In late February, BIOS research technician Matt Hayden staffed a booth at the 2019 ASLO Aquatic Sciences Meeting to share information about BIOS, its education programs, and the Tudor Hill Marine Atmospheric Observatory.
The 2019 Aquatic Sciences Meeting of the Association for the Sciences of Limnology and Oceanography (ASLO) took place February 24 to March 1 in San Juan, Puerto Rico. This biennial scientific conference brings together scientists, students, and policy-makers from around the world to present research on a variety of themes relating to aquatic sciences, including remote sensing, aquatic biodiversity, climate change, carbon cycling, and transitioning scientific research into meaningful applications.
Like many international conferences, the Aquatic Sciences Meeting also included a large exhibit area for commercial, non-profit, and government exhibitors to share information about their programs and products. This year, BIOS research technician Matt Hayden staffed a booth for three days to share information about BIOS, its education programs, and the Tudor Hill Marine Atmospheric Observatory.
Tudor Hill is one of a few marine atmospheric observatories that exist worldwide with the ability to make year-round, complex measurements of the atmosphere over the ocean without the use of a research ship or buoy mooring.
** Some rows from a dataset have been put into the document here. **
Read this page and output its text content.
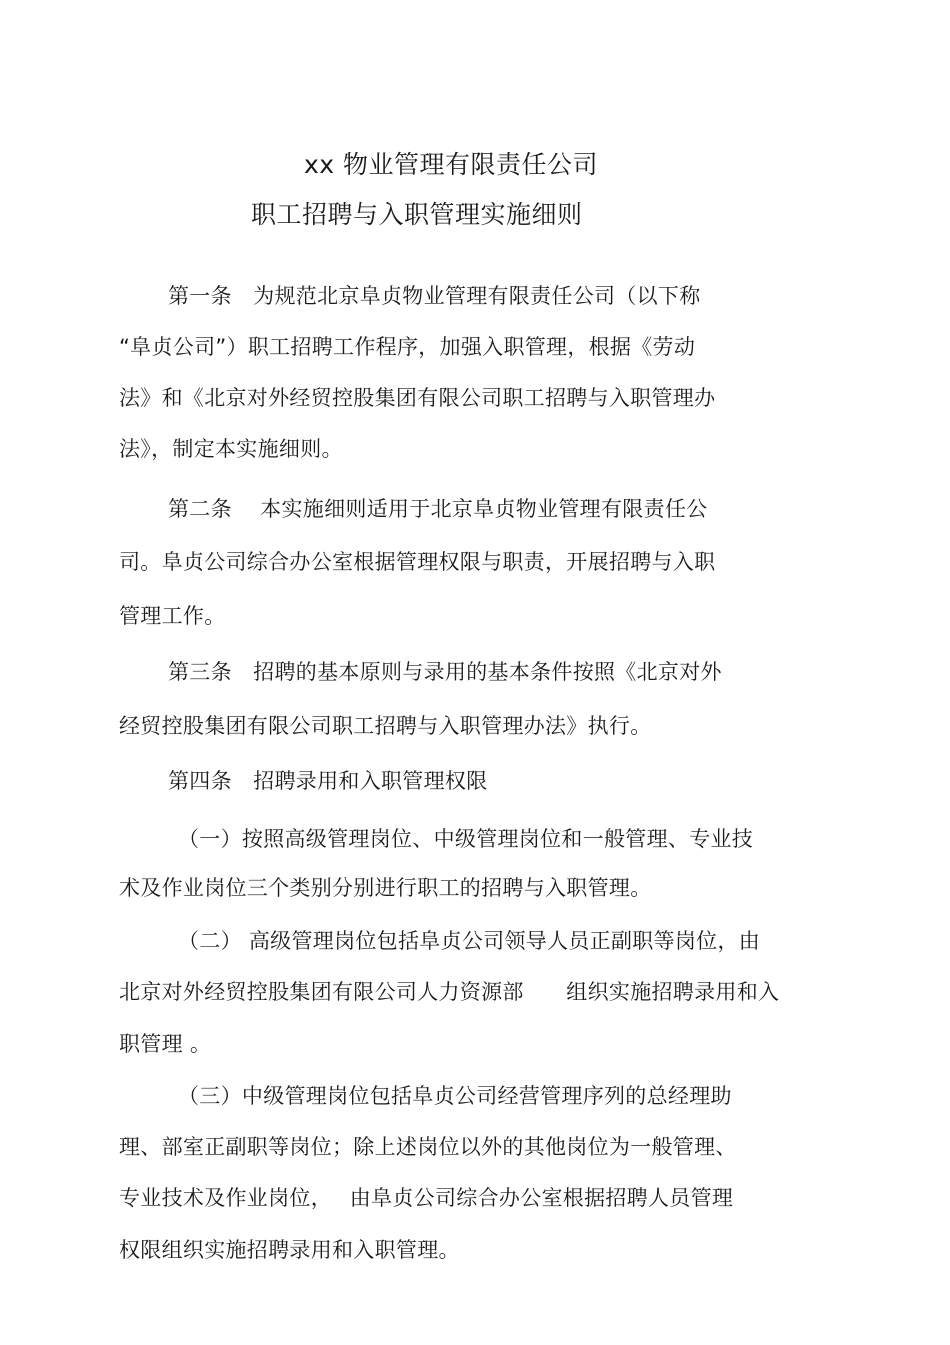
xx 物业管理有限责任公司
职工招聘与入职管理实施细则
第一条　为规范北京阜贞物业管理有限责任公司（以下称
“阜贞公司”）职工招聘工作程序，加强入职管理，根据《劳动
法》和《北京对外经贸控股集团有限公司职工招聘与入职管理办
法》，制定本实施细则。
第二条　 本实施细则适用于北京阜贞物业管理有限责任公
司。阜贞公司综合办公室根据管理权限与职责，开展招聘与入职
管理工作。
第三条　招聘的基本原则与录用的基本条件按照《北京对外
经贸控股集团有限公司职工招聘与入职管理办法》执行。
第四条　招聘录用和入职管理权限
（一）按照高级管理岗位、中级管理岗位和一般管理、专业技
术及作业岗位三个类别分别进行职工的招聘与入职管理。
（二） 高级管理岗位包括阜贞公司领导人员正副职等岗位，由
北京对外经贸控股集团有限公司人力资源部　　组织实施招聘录用和入
职管理 。
（三）中级管理岗位包括阜贞公司经营管理序列的总经理助
理、部室正副职等岗位；除上述岗位以外的其他岗位为一般管理、
专业技术及作业岗位，　 由阜贞公司综合办公室根据招聘人员管理
权限组织实施招聘录用和入职管理。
The facility, which comprises a 75-foot (23-meter) high atmospheric sampling tower as well as traditional laboratories, gathers a number of routine, long-term measurements, including meteorological data (such as wind speed, direction, and temperature), airborne particulate sampling, and rainwater sampling. These measurements are made freely available to scientists around the world who then use the data for investigations into a variety of ocean-atmosphere interactions.
“It was definitely a worthwhile trip,” Hayden said. “We were able to make some contacts for future collaborations using the Tudor Hill observatory.”